The S&P 500 SPX fell slightly on Friday, ending the day at 5,460.48, which is only 0.5% below its record high on June 18. The index has gained 14.5% so far this year, mostly due to rising Big Tech stocks. This is an incredibly strong performance for the first half of the year, showing that the U.S. economy is still growing even though there are signs that it might be slowing down.
A few weeks ago, Mike Skordeles, head of U.S. economics at Truist, said, “People have been beating the recession drum for two-and-a-half to three years.” He said that the U.S. economy is “cooling but not weak” this year and that the latest data shows that inflation is going down.
It has been the Federal Reserve’s goal to slow down the economy so that inflation can stay below 2% without starting a recession. For May, the Fed’s preferred gauge gave a reading that was in line with what Wall Street expected.
The Personal Consumption Expenditures Price Index showed that U.S. inflation was flat in May, and the year-over-year rate slowed to 2.6%, according to a report released by the Bureau of Economic Analysis on Friday. If you take out the prices of food and energy, core inflation went up by 0.1% last month, but it has gone down to 2.6% over the past year.
According to Kevin Gordon, a senior investment strategist at Charles Schwab, the latest data continue to “dispel the notion” that the rise in inflation seen in the first quarter would “stay the same.” Gordon said this in a phone interview on Friday.
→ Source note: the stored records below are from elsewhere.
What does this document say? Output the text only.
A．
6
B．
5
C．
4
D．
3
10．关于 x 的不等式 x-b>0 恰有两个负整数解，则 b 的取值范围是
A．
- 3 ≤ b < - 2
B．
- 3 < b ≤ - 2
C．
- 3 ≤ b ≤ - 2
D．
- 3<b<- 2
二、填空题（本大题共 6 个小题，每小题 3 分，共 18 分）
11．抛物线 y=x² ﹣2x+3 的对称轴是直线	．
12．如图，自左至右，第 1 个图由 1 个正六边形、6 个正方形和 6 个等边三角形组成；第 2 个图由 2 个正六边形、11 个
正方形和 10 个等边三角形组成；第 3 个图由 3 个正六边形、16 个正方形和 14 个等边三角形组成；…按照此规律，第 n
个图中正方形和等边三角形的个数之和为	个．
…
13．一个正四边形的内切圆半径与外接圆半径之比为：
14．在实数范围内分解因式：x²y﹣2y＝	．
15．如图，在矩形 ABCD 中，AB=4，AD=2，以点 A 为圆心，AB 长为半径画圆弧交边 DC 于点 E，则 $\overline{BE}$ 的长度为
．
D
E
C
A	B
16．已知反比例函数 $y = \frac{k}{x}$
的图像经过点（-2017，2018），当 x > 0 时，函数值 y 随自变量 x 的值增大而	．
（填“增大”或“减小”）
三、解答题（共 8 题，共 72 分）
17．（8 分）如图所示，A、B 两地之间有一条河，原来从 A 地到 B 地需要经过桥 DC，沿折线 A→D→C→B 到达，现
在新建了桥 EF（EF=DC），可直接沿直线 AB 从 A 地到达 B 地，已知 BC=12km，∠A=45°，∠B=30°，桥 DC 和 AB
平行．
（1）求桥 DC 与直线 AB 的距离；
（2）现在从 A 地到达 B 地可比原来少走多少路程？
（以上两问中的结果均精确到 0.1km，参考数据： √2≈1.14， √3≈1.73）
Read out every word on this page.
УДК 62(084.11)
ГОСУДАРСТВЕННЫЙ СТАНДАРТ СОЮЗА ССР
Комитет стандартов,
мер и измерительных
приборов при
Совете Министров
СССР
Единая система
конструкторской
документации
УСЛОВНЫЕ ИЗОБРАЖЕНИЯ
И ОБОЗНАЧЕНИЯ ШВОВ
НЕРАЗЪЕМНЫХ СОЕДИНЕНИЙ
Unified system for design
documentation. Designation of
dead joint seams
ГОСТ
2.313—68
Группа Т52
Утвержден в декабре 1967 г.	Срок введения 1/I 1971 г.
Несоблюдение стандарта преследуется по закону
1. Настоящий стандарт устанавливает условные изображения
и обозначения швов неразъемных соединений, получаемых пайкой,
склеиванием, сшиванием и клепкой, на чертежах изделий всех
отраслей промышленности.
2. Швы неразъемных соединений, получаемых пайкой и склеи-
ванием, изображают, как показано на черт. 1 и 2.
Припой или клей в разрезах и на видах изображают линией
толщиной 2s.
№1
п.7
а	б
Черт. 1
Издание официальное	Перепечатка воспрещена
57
He said, “It’s reversing some of that,” meaning that inflation seems to be back on track to ease toward 2%.
Also, the fact that consumer spending was revised lower in the first quarter U.S. GDP report, which came out on June 27, is “consistent with more downward pressure on inflation,” he said. Even though inflation is still “biting for the lower-income consumer,” Gordon said that U.S. consumers have been “resilient” as a whole because the job market has been stable and the unemployment rate is still low.
Skordeles of Truist said that he thinks the U.S. economy will grow by about 2% in 2024.
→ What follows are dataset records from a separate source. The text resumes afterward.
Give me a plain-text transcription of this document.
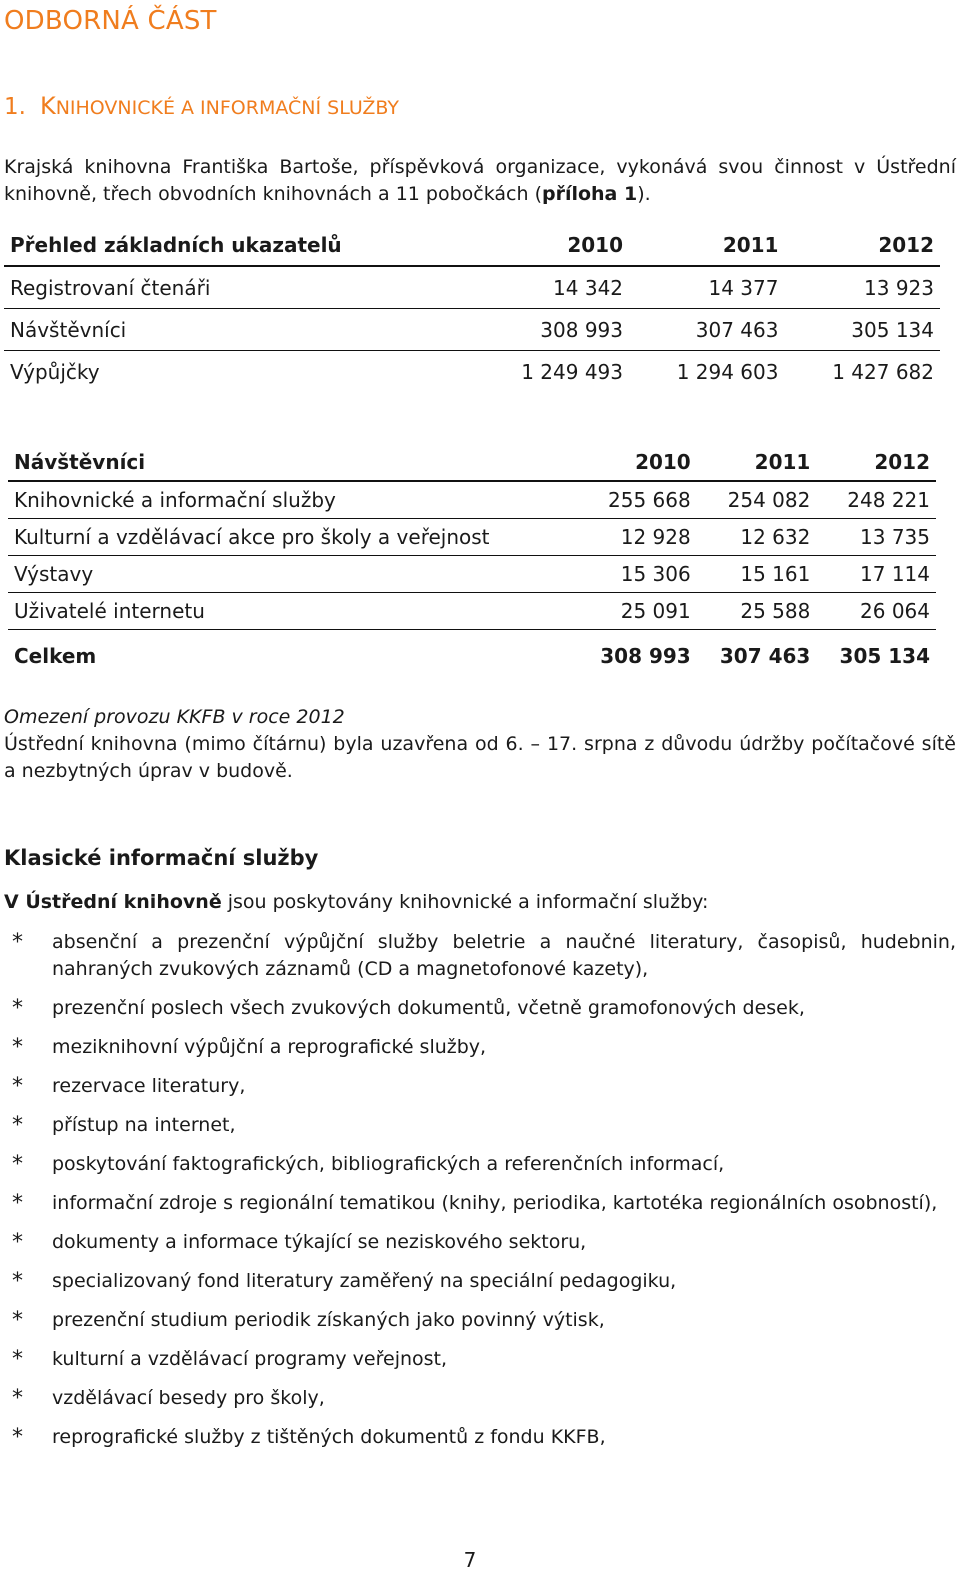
ODBORNÁ ČÁST
1. KNIHOVNICKÉ A INFORMAČNÍ SLUŽBY

Krajská knihovna Františka Bartoše, příspěvková organizace, vykonává svou činnost v Ústřední knihovně, třech obvodních knihovnách a 11 pobočkách (příloha 1).

Přehled základních ukazatelů	2010	2011	2012
Registrovaní čtenáři	14 342	14 377	13 923
Návštěvníci	308 993	307 463	305 134
Výpůjčky	1 249 493	1 294 603	1 427 682
Návštěvníci	2010	2011	2012
Knihovnické a informační služby	255 668	254 082	248 221
Kulturní a vzdělávací akce pro školy a veřejnost	12 928	12 632	13 735
Výstavy	15 306	15 161	17 114
Uživatelé internetu	25 091	25 588	26 064
Celkem	308 993	307 463	305 134

Omezení provozu KKFB v roce 2012
Ústřední knihovna (mimo čítárnu) byla uzavřena od 6. – 17. srpna z důvodu údržby počítačové sítě a nezbytných úprav v budově.

Klasické informační služby

V Ústřední knihovně jsou poskytovány knihovnické a informační služby:

* absenční a prezenční výpůjční služby beletrie a naučné literatury, časopisů, hudebnin, nahraných zvukových záznamů (CD a magnetofonové kazety),
* prezenční poslech všech zvukových dokumentů, včetně gramofonových desek,
* meziknihovní výpůjční a reprografické služby,
* rezervace literatury,
* přístup na internet,
* poskytování faktografických, bibliografických a referenčních informací,
* informační zdroje s regionální tematikou (knihy, periodika, kartotéka regionálních osobností),
* dokumenty a informace týkající se neziskového sektoru,
* specializovaný fond literatury zaměřený na speciální pedagogiku,
* prezenční studium periodik získaných jako povinný výtisk,
* kulturní a vzdělávací programy veřejnost,
* vzdělávací besedy pro školy,
* reprografické služby z tištěných dokumentů z fondu KKFB,

7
The S&P 500’s rise in 2024 has been driven by a small group of Big Tech stocks. For example, shares of Nvidia Corp. NVDA, -0.36%, a company that makes chips for AI, have gone up 149.5% so far this year. This year, other big names in the widely watched stock market index, like Meta Platforms Inc. (META, -2.95%), parent company of Facebook; Alphabet Inc. (GOOG, -1.76%); parent company of Google; Amazon.com Inc. (AMZN, -2.32%); and Microsoft Corp. (MSFT, -1.30%), have also posted huge gains.
According to Dow Jones Market Data, the S&P 500 has been going up for three quarters in a row. It has risen 32.6% since its 52-week low in late October.
But Gordon said that the first half of 2024 has been “a tale of two markets” when comparing the biggest drop for the top-heavy S&P 500 index to the much bigger average drop seen among members. “Under the surface, there’s been a lot more moving around and weakness,” he said. “But it’s been hidden by a lot of these megacap names” that have done very well in 2024.
Still, Gordon says that about two-thirds of the S&P 500 have consistently traded above their 200-day moving average this year.
He said that there have been “rolling corrections” in the S&P 500 stocks in 2024, but they have not been strong enough to bring down the whole index.